Saturday, July 3, 2010

Saturday in the desert


We had an unusual day at home for a change. Since we both work all week and serve every Saturday at the Mesa, Arizona Temple, we seldom get a free day to do what we need to do around the house. When out subdivision was built, it was an grapefruit orchard and some of the old trees still grow in the yards. But time and re-plantings have changed the nature of the neighborhood and it doesn't look anything like an orchard. Some of the older trees are dying and being replaced from time to time. The first settlers in the Salt River Valley used the existing Indian canals rebuilt to water their crops. Eventually, the ditches and laterals were put underground. Some of the people in the neighborhood still water their yards with underground irrigation. The house we bought has a sprinkler system but the irrigation has been blocked off. Or, mostly blocked off. After living here for a while, we discovered that the old underground irrigation pipes are still there. We found them when holes opened up in flower beds and other locations that were essentially drains into the old pipes. 

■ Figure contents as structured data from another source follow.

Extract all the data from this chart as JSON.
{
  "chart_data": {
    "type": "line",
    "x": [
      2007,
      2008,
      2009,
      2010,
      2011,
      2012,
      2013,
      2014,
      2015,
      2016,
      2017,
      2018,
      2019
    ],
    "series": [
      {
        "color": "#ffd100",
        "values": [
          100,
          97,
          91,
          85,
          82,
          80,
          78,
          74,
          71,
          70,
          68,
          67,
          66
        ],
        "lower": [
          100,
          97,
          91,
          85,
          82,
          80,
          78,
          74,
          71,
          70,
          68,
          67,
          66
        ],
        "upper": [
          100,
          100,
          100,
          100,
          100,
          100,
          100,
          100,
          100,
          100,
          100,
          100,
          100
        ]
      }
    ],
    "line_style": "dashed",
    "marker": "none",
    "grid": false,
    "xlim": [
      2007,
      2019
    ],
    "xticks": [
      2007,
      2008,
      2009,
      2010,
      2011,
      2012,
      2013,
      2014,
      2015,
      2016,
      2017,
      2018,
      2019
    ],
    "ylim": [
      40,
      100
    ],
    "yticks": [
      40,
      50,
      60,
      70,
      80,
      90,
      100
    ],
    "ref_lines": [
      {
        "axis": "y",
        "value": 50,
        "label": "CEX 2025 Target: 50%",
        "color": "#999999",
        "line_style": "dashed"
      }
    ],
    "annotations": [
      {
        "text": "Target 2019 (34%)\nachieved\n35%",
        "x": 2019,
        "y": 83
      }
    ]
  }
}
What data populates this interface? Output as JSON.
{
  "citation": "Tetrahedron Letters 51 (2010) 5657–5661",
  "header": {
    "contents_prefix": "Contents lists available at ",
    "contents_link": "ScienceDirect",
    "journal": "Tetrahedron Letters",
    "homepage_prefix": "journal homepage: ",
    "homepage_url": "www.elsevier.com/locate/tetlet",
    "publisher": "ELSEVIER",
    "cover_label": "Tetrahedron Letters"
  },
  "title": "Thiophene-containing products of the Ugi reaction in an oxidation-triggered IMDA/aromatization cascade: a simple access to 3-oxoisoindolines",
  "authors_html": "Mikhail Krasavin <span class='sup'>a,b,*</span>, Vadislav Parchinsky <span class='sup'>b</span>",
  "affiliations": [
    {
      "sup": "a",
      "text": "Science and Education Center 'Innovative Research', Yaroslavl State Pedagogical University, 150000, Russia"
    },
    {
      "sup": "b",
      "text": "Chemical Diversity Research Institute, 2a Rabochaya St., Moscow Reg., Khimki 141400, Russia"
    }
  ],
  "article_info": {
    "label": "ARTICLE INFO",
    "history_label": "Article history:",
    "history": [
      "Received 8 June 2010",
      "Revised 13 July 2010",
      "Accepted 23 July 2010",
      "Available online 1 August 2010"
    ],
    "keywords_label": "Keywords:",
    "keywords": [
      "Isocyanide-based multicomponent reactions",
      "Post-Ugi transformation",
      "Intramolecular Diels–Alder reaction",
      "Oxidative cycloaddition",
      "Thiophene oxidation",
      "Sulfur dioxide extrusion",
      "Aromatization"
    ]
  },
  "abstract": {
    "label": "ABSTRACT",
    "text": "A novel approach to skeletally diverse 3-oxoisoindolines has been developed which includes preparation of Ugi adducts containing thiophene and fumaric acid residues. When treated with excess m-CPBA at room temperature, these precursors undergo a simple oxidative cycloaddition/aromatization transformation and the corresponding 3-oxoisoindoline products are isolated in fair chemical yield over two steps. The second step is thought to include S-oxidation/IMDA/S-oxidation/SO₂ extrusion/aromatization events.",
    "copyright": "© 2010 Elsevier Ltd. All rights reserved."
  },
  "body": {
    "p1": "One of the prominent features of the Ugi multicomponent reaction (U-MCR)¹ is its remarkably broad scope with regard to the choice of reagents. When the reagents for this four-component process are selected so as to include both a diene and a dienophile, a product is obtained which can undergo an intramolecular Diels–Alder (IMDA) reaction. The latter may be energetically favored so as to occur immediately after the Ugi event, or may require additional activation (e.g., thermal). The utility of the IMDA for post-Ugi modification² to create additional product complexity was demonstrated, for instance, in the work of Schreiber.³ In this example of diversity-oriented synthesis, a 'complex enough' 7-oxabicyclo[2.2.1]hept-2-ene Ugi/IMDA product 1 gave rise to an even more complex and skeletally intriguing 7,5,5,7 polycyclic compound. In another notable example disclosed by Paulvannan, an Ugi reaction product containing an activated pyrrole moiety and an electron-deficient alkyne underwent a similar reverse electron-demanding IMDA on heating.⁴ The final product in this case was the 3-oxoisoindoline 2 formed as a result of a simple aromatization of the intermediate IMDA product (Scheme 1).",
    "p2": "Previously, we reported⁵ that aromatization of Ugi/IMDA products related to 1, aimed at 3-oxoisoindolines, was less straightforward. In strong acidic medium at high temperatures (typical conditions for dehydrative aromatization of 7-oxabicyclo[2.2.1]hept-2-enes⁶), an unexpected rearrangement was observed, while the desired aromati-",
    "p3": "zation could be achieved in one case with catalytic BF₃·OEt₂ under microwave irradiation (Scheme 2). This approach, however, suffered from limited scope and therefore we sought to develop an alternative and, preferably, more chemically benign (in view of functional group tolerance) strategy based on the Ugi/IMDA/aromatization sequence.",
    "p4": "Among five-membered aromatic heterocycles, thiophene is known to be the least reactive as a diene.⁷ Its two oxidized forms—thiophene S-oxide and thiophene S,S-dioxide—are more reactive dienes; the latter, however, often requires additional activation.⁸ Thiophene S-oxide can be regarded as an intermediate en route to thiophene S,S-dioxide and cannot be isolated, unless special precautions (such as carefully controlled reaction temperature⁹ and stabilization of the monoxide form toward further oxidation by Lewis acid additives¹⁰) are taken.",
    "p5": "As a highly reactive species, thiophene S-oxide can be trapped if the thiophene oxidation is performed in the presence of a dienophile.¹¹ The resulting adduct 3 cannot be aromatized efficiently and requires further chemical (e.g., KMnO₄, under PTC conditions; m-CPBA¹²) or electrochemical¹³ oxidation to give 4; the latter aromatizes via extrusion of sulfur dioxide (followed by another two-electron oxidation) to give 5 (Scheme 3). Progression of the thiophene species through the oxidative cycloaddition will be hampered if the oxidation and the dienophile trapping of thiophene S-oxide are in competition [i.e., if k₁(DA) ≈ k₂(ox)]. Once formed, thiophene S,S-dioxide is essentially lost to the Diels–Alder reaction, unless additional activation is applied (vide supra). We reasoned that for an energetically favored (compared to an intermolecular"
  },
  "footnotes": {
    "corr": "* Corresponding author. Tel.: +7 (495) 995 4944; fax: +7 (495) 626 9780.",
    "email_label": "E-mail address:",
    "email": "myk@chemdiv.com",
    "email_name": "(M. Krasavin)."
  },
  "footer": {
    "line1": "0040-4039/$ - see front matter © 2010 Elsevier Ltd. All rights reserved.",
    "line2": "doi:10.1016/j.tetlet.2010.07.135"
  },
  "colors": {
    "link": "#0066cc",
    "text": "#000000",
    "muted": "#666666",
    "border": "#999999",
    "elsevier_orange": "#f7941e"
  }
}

So, this morning the first item of business was to block the most bothersome of the holes down to the old pipes so the sprinkler water wouldn't run down into the ground and disappear. That took just a few minutes but then the job began to expand to include enlarging the basins around the new citrus trees in back. We are used to having a huge variety of citrus and when we moved into this present house, we only had tangerines, oranges and grapefruit. So, one of the first items on the agenda when we moved in, was to plant more citrus, this time a navel orange and a tangelo. We have learned by observation, to buy the trees small and let them grow. A smaller tree will be more healthy and produce more fruit earlier than a large fully grown tree. It takes the larger tree a lot longer to get established and produce fruit.

Expanding the watering basins progressed to knocking down cobwebs and cutting a few bushes back. All this was happening as the temperature continued to climb to over 100 degrees. I put the pictures of the two saguaros at the beginning to remind you that I am writing from the middle of one of the hottest large cities in the world. We made a detour to the hardware store to get some screen to fix two torn window screens. Fixing the screens was done later in the day and we suffered mightily from the heat by that time. I have decided not to fix window screens for a profession. I imagine it would be easier to do if you had somewhere other than the floor to work on, but sitting on the floor and trying to get the screen straight is pretty sweaty work. I decided to take a break and watch the Prologue to the Tour de France. I got the program on just in time to see Lance Armstrong come in fourth. I doubt I will see much of the race since we seldom have time to watch anything on TV. This is the first time I remember them having all of this classic bicycle race on TV that we didn't have to pay extra to see.

It is always nice to get a few things done before the heat gets to you and you start to sit around and drink lemonade.